ANASAYFA arrow right Yaşam

Gaziantep olarak tedbirleri arttırmamız gerekiyor

Gaziantep olarak tedbirleri arttırmamız gerekiyor
YAYINLAMA: 17 Ağustos 2021 / 20.46
GÜNCELLEME: 17 Ağustos 2021 / 20.48
Jeofizik Mühendisleri Odası Güneydoğu Anadolu İlleri Bölge Temsilcisi Burhan Canpolat, Marmara Depremi’nin 22. Yıl dönümü dolayısıyla açıklama yaptı

Jeofizik Mühendisleri Odası Güneydoğu Anadolu İlleri Bölge Temsilcisi Burhan Canpolat, Marmara Depremi’nin 22. Yıl dönümü açıklamasında, “Doğal afetlerden en önemlisi olan deprem konusunda Gaziantep olarak tedbirleri arttırmamız gerekmektedir. Ülkemizin nüfus olarak yüzde 99’u, yüzölçümü olarak yüzde 96’ı deprem tehlikesi altında olduğunu göz önünde bulundurursak her yerde, depreme karşı önlem alarak, deprem hasarlarını en aza indirgeyebiliriz.  Bu önlemlerin en önemlisi yapılaşma alanlarının doğru yerlerde seçilmesi” vurgusu yaptı.

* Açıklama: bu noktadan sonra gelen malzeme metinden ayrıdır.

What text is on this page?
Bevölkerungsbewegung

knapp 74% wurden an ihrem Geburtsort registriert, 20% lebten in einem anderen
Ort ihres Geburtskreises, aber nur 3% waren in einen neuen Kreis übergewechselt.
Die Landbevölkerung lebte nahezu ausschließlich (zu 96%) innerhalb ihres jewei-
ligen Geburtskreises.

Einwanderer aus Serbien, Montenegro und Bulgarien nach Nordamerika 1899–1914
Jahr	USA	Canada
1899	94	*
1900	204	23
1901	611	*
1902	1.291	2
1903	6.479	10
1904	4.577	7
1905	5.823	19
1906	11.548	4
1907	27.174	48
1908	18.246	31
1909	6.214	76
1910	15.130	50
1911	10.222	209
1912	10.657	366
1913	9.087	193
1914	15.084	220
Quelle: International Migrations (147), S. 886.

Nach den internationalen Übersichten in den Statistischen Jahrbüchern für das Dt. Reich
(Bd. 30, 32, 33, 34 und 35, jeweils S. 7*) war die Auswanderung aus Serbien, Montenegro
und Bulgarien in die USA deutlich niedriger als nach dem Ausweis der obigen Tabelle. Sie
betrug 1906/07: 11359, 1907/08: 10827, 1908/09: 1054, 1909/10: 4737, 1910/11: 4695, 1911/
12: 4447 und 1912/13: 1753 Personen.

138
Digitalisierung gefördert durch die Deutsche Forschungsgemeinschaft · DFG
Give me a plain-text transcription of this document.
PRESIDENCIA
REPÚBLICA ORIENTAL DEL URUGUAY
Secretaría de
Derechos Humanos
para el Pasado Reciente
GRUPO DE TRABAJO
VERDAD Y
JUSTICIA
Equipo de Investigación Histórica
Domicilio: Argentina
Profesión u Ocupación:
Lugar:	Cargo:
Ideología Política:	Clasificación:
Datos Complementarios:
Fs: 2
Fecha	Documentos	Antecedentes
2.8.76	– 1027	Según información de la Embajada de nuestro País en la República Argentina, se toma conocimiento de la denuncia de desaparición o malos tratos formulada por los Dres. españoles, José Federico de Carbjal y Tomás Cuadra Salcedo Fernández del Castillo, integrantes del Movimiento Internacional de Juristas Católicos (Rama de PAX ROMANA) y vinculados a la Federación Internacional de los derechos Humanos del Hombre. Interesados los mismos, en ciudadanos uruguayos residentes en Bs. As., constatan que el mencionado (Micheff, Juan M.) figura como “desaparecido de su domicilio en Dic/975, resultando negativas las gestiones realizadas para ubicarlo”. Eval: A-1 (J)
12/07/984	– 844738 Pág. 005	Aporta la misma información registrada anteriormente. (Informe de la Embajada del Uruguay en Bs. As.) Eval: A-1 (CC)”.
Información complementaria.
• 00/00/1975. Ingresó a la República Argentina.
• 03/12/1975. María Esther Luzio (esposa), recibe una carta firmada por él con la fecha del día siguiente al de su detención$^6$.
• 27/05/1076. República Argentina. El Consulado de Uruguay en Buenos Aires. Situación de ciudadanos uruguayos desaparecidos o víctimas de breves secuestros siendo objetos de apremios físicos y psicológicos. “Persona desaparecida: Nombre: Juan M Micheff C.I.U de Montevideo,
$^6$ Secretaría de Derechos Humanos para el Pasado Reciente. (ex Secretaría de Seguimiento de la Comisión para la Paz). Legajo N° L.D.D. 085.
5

Doğal afetler yönünden Gaziantep diğer illere göre iyi konumda

Doğal afetler yönünden Gaziantep’in diğer illere göre çok daha iyi konumda bulunduğunu, heyelan, sel, kaya düşmesi, kütle hareketi, çığ gibi tehlikelerin en az şekilde hissedildiğini açıklayan Canpolat, “Deprem tehlikesi; sadece yereldeki fay hatlarından beklenmemektedir. Dolayısıyla; deprem tehlikesine her an hazırlıklı olunacak şekilde yapılaşma olmalıdır. Doğu Anadolu fay hattı ilimizin İslâhiye ve Nurdağı İlçelerinin merkezinden geçmektedir. En çok dikkat edilmesi gereken yerleşim merkezleri buralar” dedi.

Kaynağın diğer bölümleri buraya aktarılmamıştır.